Oltre alla questione mutui c’è un secondo possibile nodo da sciogliere per facilitare il rapporto banche-nuovo governo: e si chiama banca del Sud. «È un progetto sbagliato - dice il nostro banchiere -. Non ha un senso industriale e soprattutto, come mostrano i casi di aggregazione italiani, spostare la testa delle banche dalle zone ad alta infiltrazione criminale, ha un impatto positivo». In effetti la scomparsa di banche al Sud non ha portato, fino ad oggi, ad una diminuzione del credito in questa area del Paese. Al contrario, secondo i dati Abi, gli impieghi al Sud sono cresciuti del 14%, contro una media nazionale del 12. La banca del Sud non gode certo dei favori dei nostri banchieri, ma si ritiene che essa alla fine non vedrà la luce.
Resta il tema fiscale, da cui siamo partiti. Una tentazione che il nuovo governo potrebbe assecondare, nonostante la promessa di una generale riduzione del carico tributario su cittadini e imprese. Le banche, l’anno scorso, hanno generato utili prima delle tasse per 30 miliardi di euro. Un boom che potrebbe accendere gli appetiti di un governo che sin da subito avrà bisogno di risorse per finanziare l’abolizione dell’Ici e altre misure di razionalizzazione fiscale. A favore della resistenza bancaria ci sono due aspetti che potrebbero (le banche si augurano) bloccare l’iniziativa. Il primo è il rispetto delle normative comunitarie. Il governo Prodi aveva cercato di non allargare agli istituti di credito la riduzione del cosiddetto cuneo fiscale. Ma la Ue li ha riportati a più miti consigli, per una sorta di par condicio fiscale sulle imprese: non si può avvantaggiare fiscalmente un settore e specularmente peggiorare la condizione relativa di un altro. Ma c’è un altro ostacolo più sottile. Il piano di investimenti in infrastrutture avrà bisogno di un pesante intervento finanziario anche da parte del sistema bancario italiano. In questo senso il finanziamento delle grandi opere avrà bisogno di banchieri disponibili a mettere mano al portafoglio e non troppo indispettiti da inasprimenti fiscali estemporanei.

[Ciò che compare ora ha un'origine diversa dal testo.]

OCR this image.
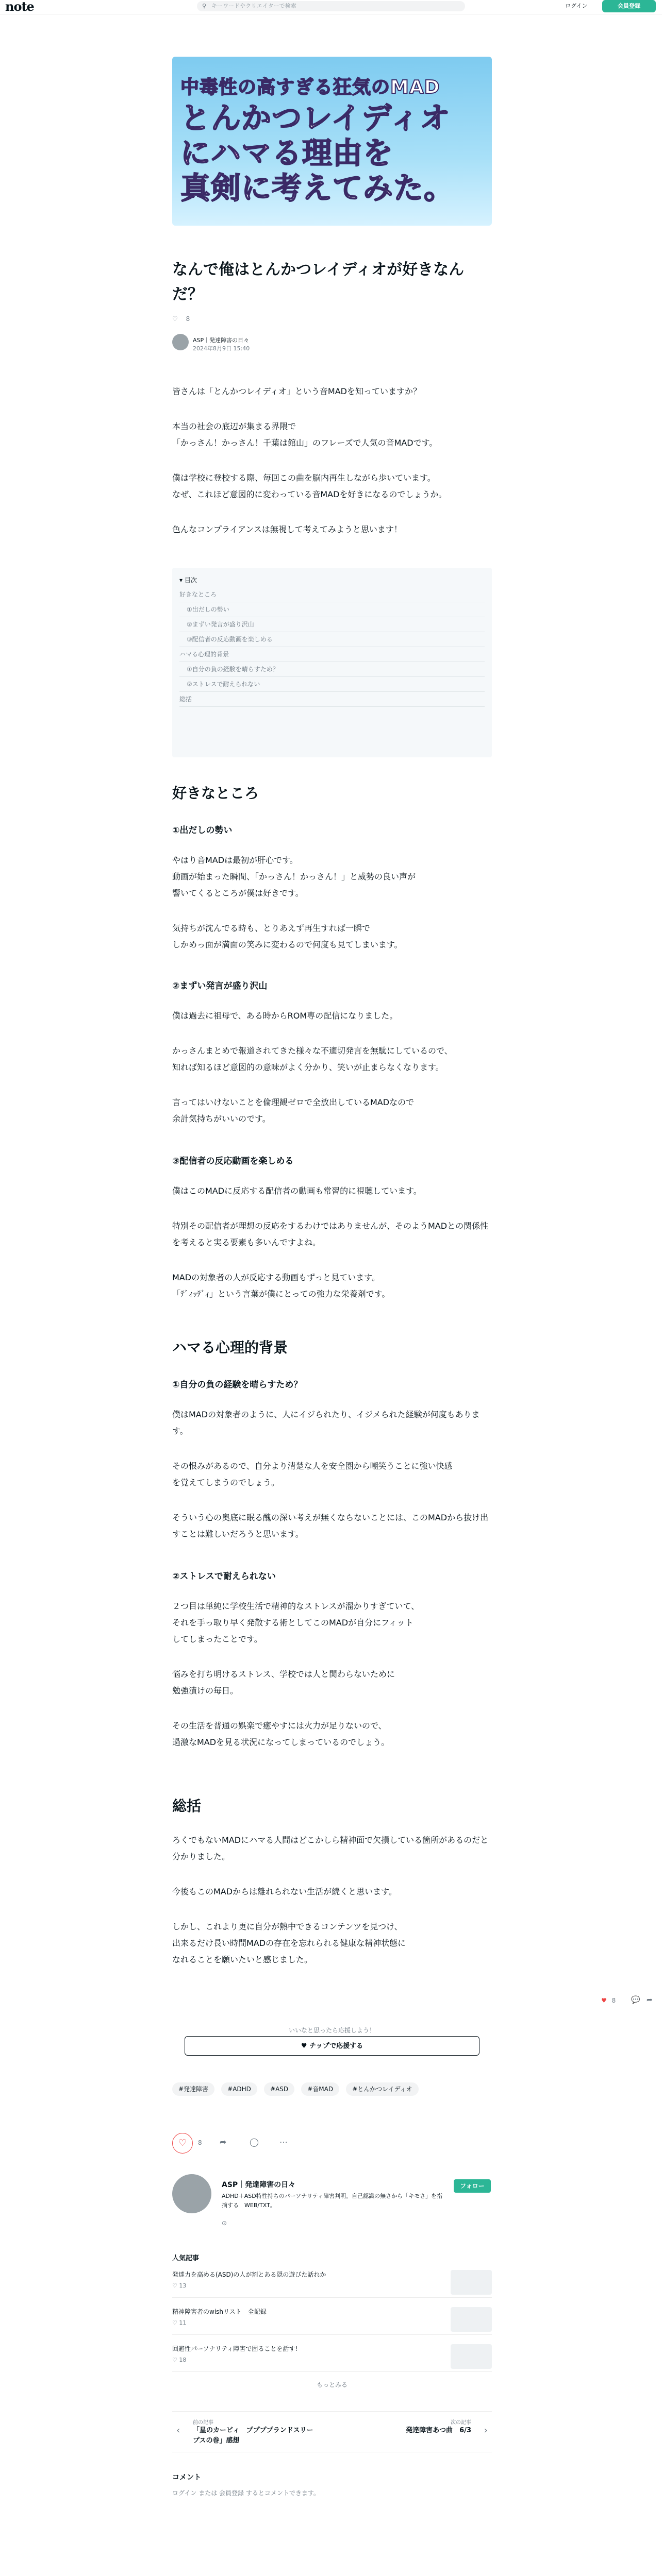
note	⚲ キーワードやクリエイターで検索	ログイン	会員登録
中毒性の高すぎる狂気のMAD
とんかつレイディオ
にハマる理由を
真剣に考えてみた。
なんで俺はとんかつレイディオが好きなんだ？
♡ 8
ASP｜発達障害の日々
2024年8月9日 15:40
皆さんは「とんかつレイディオ」という音MADを知っていますか？
本当の社会の底辺が集まる界隈で
「かっさん！かっさん！千葉は館山」のフレーズで人気の音MADです。
僕は学校に登校する際、毎回この曲を脳内再生しながら歩いています。
なぜ、これほど意図的に変わっている音MADを好きになるのでしょうか。
色んなコンプライアンスは無視して考えてみようと思います！
▾ 目次
好きなところ
①出だしの勢い
②まずい発言が盛り沢山
③配信者の反応動画を楽しめる
ハマる心理的背景
①自分の負の経験を晴らすため？
②ストレスで耐えられない
総括
好きなところ
①出だしの勢い
やはり音MADは最初が肝心です。
動画が始まった瞬間、「かっさん！かっさん！」と威勢の良い声が
響いてくるところが僕は好きです。
気持ちが沈んでる時も、とりあえず再生すれば一瞬で
しかめっ面が満面の笑みに変わるので何度も見てしまいます。
②まずい発言が盛り沢山
僕は過去に祖母で、ある時からROM専の配信になりました。
かっさんまとめで報道されてきた様々な不適切発言を無駄にしているので、
知れば知るほど意図的の意味がよく分かり、笑いが止まらなくなります。
言ってはいけないことを倫理観ゼロで全放出しているMADなので
余計気持ちがいいのです。
③配信者の反応動画を楽しめる
僕はこのMADに反応する配信者の動画も常習的に視聴しています。
特別その配信者が理想の反応をするわけではありませんが、そのようMADとの関係性を考えると実る要素も多いんですよね。
MADの対象者の人が反応する動画もずっと見ています。
「ﾃﾞｨｯﾃﾞｨ」という言葉が僕にとっての強力な栄養剤です。
ハマる心理的背景
①自分の負の経験を晴らすため？
僕はMADの対象者のように、人にイジられたり、イジメられた経験が何度もあります。
その恨みがあるので、自分より清楚な人を安全圏から嘲笑うことに強い快感
を覚えてしまうのでしょう。
そういう心の奥底に眠る醜の深い考えが無くならないことには、このMADから抜け出すことは難しいだろうと思います。
②ストレスで耐えられない
２つ目は単純に学校生活で精神的なストレスが溜かりすぎていて、
それを手っ取り早く発散する術としてこのMADが自分にフィット
してしまったことです。
悩みを打ち明けるストレス、学校では人と関わらないために
勉強漬けの毎日。
その生活を普通の娯楽で癒やすには火力が足りないので、
過激なMADを見る状況になってしまっているのでしょう。
総括
ろくでもないMADにハマる人間はどこかしら精神面で欠損している箇所があるのだと分かりました。
今後もこのMADからは離れられない生活が続くと思います。
しかし、これより更に自分が熱中できるコンテンツを見つけ、
出来るだけ長い時間MADの存在を忘れられる健康な精神状態に
なれることを願いたいと感じました。
♥ 8 💬 ➦
いいなと思ったら応援しよう！
♥ チップで応援する
#発達障害	#ADHD	#ASD	#音MAD	#とんかつレイディオ
♡	8 ➦	◯	⋯
ASP｜発達障害の日々
ADHD＋ASD特性持ちのパーソナリティ障害判明。自己認識の無さから「キモさ」を指摘する　WEB/TXT。
フォロー
⊙
人気記事
発達力を高める(ASD)の人が割とある隠の遊びた話れか
♡ 13
精神障害者のwishリスト　全記録
♡ 11
回避性パーソナリティ障害で固ることを話す!
♡ 18
もっとみる
‹
前の記事
「星のカービィ　ププププランドスリープスの巻」感想
次の記事
発達障害あつ曲　6/3 ›
コメント
ログイン または 会員登録 するとコメントできます。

I banchieri che in fila si sono recati (con poche eccezioni) alle primarie del centrosinistra, sanno che pagheranno un prezzo al nuovo governo. Ma rispetto al passato il fronte bancario è meno compatto. Il presidente dell’Abi è stato rieletto con la vistosa opposizione di due banchieri vicini al centrosinistra come Abete e Profumo. Alla guida di Mediobanca è arrivato Geronzi che ha un rapporto trasversale con la politica e ottimo con il futuro premier.